Лейдсогеман поклонился и сказал:

- Привет тебе, Арнкель конунг, и доброго здравия! Меня называют Альдо ван Брекке, ибо я родился и вырос на этом острове, но говорят, что отцом моим был Хенгест ван Хальстер, хотя я и не знаю наверняка, так ли это.

- Вижу на тебе золотую цепь, - недоверчиво прищурился король, - и перстень с печаткой на пальце. Ведомо мне, что в ваших краях таковы знаки достоинства ярлов, но ты сам сказал, что не знаешь толком, кто твой отец. Так что же, признал тебя Хенгест ван Хальстер, или ты, ублюдок, нацепил золото просто для красоты?

Тут все замерли, потому что речь короля звучала хоть и спокойно, но грозно, и никто не стал бы заступаться за утборина. Молодой человек, однако, не растерялся.

- То правда, что я родился за дверью, не в королевских палатах, - говорил Альдо, бестрепетно глядя в глаза королю, но голос его дрожал от ярости, как натянутая тетива, хоть и едва заметно, - и юные годы свои положил на то, чтобы снискать честное имя. Много я странствовал, много я видел, сильных немало изведал, и часто платил сталью, а не серебром. Перед смертью Хенгест ван Хальстер признал меня, когда прослышал о моём походе через Гаттен в Форналанд, хотя меня тогда не было подле него. Но люди его и все андары признали меня, и дома меня не зовут ни утборином, ни тиборином, ни хрисборином, ни какими иными именами для ублюдков. И цепь фюрста я ношу по праву! Впрочем, нет у меня ни земель, ни добра на земле моих предков, и сплю чаще на корабле, чем под крышей.

- Чем же ты занимался в Форналанде, позволь полюбопытствовать?

- Иногда торговал, - признался Альдо, - а иногда грабил.

Король обвёл собравшихся тяжёлым взглядом, и вдруг расхохотался. Положил руку на плечо молодому фюрсту и сказал так:

- Так ты, стало быть, викинг и морской король? Славный юноша! Как узнать, годна ли сталь? Стукнуть по ней да послушать: коль звенит, знать, хороша! Ныне будь моим гостем и поведай нелживо о своих деяниях, потешь нас на пиру. Да не держи зла на старого конунга. Всяк ищет своего, сам понимаешь.

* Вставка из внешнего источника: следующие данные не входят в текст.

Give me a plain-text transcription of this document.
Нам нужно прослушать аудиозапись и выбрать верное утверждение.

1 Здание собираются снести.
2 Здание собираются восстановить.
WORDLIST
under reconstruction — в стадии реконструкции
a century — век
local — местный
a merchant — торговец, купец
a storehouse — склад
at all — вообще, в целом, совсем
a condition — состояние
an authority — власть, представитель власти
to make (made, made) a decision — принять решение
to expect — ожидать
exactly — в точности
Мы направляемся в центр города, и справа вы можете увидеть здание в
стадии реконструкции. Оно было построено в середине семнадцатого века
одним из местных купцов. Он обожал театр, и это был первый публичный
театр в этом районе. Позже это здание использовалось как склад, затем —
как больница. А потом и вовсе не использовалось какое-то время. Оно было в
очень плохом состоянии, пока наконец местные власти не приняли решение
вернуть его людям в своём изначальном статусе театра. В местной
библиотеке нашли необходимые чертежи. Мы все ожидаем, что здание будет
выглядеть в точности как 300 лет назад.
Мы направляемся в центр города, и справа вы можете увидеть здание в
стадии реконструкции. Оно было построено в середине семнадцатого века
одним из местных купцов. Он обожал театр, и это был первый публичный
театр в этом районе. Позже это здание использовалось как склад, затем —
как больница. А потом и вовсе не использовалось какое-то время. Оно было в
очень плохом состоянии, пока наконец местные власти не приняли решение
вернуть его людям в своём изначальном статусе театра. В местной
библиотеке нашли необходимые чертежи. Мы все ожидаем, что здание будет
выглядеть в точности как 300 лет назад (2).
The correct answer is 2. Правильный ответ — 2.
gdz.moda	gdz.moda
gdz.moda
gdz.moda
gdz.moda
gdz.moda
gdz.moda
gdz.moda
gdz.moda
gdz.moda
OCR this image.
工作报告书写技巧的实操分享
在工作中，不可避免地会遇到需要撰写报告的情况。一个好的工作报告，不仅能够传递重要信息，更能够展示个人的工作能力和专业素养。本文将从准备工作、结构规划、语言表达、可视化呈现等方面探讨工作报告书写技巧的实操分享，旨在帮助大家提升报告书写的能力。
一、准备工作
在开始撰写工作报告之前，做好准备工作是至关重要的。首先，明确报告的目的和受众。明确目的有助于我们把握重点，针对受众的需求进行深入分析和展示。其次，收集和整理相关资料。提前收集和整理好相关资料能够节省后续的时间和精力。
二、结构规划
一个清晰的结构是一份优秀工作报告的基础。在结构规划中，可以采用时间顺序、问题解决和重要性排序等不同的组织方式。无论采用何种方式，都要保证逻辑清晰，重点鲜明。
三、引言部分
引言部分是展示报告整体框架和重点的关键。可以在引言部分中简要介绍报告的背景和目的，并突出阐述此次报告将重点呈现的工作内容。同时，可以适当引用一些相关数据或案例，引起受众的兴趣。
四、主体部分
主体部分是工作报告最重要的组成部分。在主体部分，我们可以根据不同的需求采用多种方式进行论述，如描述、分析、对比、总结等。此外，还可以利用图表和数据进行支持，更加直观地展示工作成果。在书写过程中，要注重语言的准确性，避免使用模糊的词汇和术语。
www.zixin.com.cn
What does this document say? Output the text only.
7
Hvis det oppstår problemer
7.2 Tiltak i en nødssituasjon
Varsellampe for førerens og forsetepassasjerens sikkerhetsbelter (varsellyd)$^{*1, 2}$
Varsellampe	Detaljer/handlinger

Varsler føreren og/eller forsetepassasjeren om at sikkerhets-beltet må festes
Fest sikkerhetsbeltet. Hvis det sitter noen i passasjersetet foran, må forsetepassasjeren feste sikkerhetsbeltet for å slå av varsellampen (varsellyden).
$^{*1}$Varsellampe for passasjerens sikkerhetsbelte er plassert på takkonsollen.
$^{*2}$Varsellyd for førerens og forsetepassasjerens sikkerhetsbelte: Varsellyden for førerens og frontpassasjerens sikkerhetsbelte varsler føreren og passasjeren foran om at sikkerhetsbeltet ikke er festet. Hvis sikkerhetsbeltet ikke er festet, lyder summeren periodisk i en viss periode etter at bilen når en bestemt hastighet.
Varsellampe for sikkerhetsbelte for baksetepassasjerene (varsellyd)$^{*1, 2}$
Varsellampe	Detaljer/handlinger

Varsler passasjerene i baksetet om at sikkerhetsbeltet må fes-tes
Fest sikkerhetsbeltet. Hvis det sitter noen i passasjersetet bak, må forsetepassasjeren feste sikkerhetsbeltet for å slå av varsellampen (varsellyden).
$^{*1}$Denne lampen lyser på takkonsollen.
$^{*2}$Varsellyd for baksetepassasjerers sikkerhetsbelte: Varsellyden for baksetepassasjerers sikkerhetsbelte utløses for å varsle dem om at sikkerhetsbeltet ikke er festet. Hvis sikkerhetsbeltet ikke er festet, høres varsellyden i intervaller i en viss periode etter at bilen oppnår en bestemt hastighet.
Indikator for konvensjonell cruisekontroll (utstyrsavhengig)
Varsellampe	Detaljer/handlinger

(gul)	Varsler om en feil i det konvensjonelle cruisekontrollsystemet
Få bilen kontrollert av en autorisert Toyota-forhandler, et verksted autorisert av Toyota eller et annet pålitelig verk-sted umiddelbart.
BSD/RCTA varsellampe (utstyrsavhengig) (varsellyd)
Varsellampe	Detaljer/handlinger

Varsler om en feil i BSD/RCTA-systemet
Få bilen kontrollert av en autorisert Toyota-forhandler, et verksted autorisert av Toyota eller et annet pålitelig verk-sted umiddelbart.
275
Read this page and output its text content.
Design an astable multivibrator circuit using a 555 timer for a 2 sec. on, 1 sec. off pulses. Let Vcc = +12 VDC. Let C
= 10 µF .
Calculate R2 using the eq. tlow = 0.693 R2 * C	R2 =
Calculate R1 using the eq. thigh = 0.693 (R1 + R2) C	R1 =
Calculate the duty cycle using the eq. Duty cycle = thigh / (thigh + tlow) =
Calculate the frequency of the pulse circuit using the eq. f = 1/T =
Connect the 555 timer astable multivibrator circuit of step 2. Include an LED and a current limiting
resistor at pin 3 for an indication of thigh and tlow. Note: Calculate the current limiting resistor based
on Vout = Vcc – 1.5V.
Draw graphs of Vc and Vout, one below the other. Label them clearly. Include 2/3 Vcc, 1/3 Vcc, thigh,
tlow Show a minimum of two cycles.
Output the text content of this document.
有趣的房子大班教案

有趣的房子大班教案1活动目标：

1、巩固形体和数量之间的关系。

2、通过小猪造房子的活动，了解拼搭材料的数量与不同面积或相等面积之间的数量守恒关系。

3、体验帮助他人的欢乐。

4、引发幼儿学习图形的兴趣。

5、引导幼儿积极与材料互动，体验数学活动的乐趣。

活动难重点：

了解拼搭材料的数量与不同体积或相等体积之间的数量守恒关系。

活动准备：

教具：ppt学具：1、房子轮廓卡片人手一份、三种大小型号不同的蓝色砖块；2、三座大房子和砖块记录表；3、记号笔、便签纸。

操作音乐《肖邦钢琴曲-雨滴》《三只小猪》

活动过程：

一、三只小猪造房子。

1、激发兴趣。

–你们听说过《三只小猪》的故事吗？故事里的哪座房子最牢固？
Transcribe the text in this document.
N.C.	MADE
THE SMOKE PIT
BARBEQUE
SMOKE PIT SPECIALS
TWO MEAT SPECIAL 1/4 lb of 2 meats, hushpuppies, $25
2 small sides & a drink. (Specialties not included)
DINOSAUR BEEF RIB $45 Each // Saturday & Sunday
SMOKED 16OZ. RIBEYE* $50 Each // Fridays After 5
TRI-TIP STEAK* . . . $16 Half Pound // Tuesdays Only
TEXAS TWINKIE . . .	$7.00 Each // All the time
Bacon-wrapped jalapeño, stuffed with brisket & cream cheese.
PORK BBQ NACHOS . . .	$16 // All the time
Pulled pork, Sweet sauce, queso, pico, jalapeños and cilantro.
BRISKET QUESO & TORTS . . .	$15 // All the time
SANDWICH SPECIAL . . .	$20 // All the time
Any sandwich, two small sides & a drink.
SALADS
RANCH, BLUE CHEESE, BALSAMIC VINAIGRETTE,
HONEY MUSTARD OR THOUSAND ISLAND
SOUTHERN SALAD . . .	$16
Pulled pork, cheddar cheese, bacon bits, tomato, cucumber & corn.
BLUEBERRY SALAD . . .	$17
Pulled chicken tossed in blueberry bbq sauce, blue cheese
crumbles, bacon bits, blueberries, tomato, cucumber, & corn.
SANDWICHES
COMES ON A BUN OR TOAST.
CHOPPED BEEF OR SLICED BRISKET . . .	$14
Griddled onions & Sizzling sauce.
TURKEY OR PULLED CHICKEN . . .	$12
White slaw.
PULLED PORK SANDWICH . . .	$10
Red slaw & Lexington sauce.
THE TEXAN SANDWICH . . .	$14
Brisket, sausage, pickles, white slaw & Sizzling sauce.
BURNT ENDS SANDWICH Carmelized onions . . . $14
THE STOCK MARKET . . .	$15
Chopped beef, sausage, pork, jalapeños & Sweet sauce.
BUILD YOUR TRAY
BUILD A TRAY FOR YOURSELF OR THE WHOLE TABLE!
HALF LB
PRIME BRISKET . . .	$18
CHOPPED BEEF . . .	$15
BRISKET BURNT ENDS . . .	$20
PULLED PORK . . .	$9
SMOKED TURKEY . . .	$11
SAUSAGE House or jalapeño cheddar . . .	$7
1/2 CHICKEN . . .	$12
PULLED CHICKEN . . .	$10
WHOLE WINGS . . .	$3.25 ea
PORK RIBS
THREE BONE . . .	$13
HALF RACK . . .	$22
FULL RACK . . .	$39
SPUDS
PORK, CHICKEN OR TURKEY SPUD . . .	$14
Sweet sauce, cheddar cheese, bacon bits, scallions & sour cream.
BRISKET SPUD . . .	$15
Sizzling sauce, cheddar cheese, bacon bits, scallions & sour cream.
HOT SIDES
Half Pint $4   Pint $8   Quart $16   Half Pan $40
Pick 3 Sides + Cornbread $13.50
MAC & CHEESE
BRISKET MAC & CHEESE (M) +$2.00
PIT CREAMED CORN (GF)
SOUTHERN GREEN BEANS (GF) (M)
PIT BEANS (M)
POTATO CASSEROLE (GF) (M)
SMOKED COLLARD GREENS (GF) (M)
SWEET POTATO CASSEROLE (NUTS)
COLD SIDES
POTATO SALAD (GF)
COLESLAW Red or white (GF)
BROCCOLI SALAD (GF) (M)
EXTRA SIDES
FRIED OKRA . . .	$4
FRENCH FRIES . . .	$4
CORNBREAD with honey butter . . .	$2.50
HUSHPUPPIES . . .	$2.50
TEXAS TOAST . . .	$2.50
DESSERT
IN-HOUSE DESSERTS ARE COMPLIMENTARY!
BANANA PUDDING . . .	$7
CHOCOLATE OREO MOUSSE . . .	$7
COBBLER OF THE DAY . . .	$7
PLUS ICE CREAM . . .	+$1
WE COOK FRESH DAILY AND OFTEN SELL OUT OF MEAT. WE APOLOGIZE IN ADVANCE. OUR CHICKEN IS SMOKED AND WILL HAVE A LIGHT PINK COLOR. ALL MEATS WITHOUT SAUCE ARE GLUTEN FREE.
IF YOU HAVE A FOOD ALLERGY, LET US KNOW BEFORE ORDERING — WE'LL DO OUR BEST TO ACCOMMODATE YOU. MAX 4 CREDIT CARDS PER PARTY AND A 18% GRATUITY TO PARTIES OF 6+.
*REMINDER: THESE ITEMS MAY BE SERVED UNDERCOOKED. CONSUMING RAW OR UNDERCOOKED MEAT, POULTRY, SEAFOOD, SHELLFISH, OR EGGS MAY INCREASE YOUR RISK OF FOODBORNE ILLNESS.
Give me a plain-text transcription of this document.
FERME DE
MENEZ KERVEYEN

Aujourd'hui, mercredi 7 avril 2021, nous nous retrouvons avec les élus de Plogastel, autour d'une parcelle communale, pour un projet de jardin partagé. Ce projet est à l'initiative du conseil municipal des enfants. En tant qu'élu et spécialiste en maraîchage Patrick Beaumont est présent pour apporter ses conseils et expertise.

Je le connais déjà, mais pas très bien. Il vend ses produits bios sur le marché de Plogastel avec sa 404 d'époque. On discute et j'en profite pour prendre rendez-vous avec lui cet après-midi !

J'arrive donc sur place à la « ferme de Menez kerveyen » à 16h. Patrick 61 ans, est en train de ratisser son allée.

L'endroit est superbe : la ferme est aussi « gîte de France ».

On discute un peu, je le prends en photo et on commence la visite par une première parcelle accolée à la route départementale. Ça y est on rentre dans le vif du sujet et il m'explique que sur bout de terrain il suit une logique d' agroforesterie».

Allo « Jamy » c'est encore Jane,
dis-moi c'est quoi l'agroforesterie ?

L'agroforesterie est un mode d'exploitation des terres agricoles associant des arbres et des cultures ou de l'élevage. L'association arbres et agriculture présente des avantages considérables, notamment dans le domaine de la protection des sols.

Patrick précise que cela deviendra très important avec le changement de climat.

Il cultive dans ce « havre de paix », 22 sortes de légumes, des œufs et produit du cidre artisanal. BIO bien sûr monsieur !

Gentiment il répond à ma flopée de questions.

Альдо понимал. Он снова поклонился и вручил Арнкелю конунгу разные богатые дары, и его людям, и жёнам при его дворе. И солнце сияло на лице Хельги Арнкельсдоттир, когда пригожий юноша поднёс ей витой браслет белого золота, и на пиру она не скупилась подносить ему пиво в хрустальной чарке, сидеть с ним и беседовать. И в сердце его сияло светило альвов...

...а поздней ночью, когда утомлённые долгой дорогой гости отправились на боковую, Альвар Свалльвиндсон из Круглой Горы хотел содрать с лица ненавистную маску, вместе с кожей, ворочался на полати и не мог заснуть. И проклинал себя последними словами, презренный, за те речи, что довелось вести ему, отказываясь от своего родства, признавая себя ублюдком, сделанным в углу и рождённым за дверью, а не в чертогах Свалльвинда, короля сольфов. Ложь горчила во рту. И никакой хмель не перебил бы этот гадкий вкус.